(Play the music jutteyooooo)
Dua ratus delapan belas hari yang lalu, Haruto masih mengingat jelas apa yang Asahi kenakan di hari pertamanya kerja dengan kubikel departemen yang letaknya berseberangan dengan kursi Haruto menghadap didepartemennya.
Hari itu, Asahi mengenakan kemeja motif kotak-kotak berwarna putih yang dimasukkan kedalam celana kain yang entahlah, warnanya berada diantara cokelat muda atau khaki. Sebagai outer hari pertama kerjanya, Asahi tidak memakai jas begitu resmi. Sebagai ganti, laki-laki super modest itu memakai jaket kain cokelat tua yang kancing bagian depannya dibiarkan menganggur begitu saja, menunjukkan kemeja yang tampak begitu pas membalut bagian atas badannya.

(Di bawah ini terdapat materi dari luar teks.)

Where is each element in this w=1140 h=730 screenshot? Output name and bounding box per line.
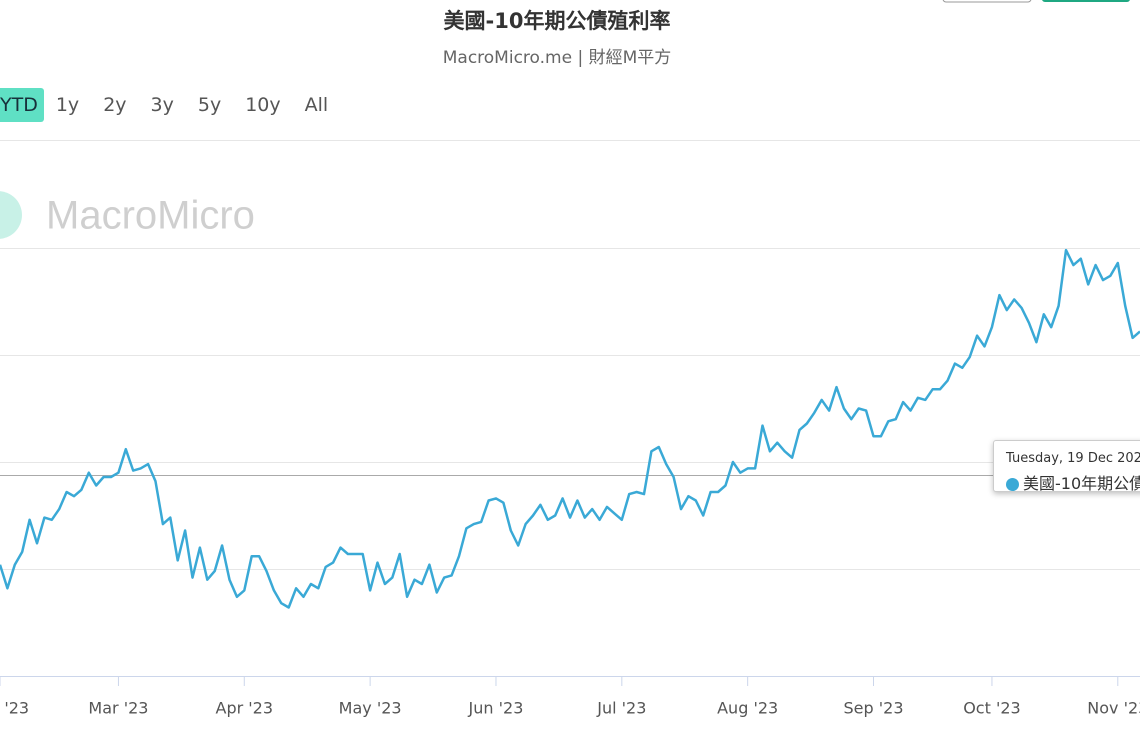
range-button[interactable]: 2y (103, 94, 127, 116)
tooltip-dot (1006, 478, 1019, 491)
range-button[interactable]: 3y (150, 94, 174, 116)
range-selector: YTD 1y 2y 3y 5y 10y All (0, 88, 340, 122)
watermark: MacroMicro (46, 194, 255, 238)
x-tick-label: Aug '23 (717, 699, 778, 718)
x-tick-label: Nov '23 (1087, 699, 1140, 718)
tooltip-series: 美國-10年期公債殖利率 (1023, 474, 1140, 493)
x-tick-label: Oct '23 (963, 699, 1021, 718)
top-button[interactable] (1042, 0, 1130, 2)
tooltip-date: Tuesday, 19 Dec 2023 (1006, 451, 1140, 466)
top-button[interactable] (942, 0, 1032, 3)
tooltip: Tuesday, 19 Dec 2023 美國-10年期公債殖利率 (993, 440, 1140, 494)
chart-subtitle: MacroMicro.me | 財經M平方 (443, 48, 672, 68)
x-tick-label: Sep '23 (844, 699, 904, 718)
range-button[interactable]: 10y (245, 94, 281, 116)
x-tick-label: Apr '23 (216, 699, 274, 718)
range-button[interactable]: 1y (55, 94, 80, 116)
x-tick-label: Mar '23 (88, 699, 148, 718)
x-tick-label: May '23 (339, 699, 402, 718)
range-button[interactable]: 5y (197, 94, 222, 116)
x-tick-label: Jul '23 (596, 699, 646, 718)
x-tick-label: Feb '23 (0, 699, 29, 718)
data-line (0, 248, 1140, 609)
watermark-logo (0, 191, 22, 239)
x-tick-label: Jun '23 (468, 699, 524, 718)
chart-title: 美國-10年期公債殖利率 (444, 9, 671, 33)
range-button[interactable]: All (304, 94, 329, 116)
range-button[interactable]: YTD (0, 88, 44, 122)
tooltip-row: 美國-10年期公債殖利率 (1006, 470, 1140, 494)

Waktu itu, Haruto langsung termangu beberapa detik ditempatnya. Bukan karena Asahi terlalu rupawan, karena alasan itu agaknya sudah terlalu biasa untuk mendeskripsikan betapa sempurnanya pahatan yang membentuk wajah Asahi. Hanya karena, sosok Asahi adalah sosok yang hadirnya Haruto hapal diluar kepala.
Mungkin, usia Haruto masih belum genap tiga belas tahun waktu Ibunya yang seorang pskiater pertama kali mendatangi kamar Haruto untuk meminta tolong.
"Haru, Bunda punya teman baru buat kamu." Cerita Ibunya malam itu.
Haruto yang sedang membuat sebuah jembatan dari tumpukan lego dalam kotak mainannya teralih sekilas, "Kelas enam juga, Bunda?" Tanyanya polos.
Sebuah gelengan Ibunya berikan. "Kelas satu SMP," Jawabnya begitu teduh.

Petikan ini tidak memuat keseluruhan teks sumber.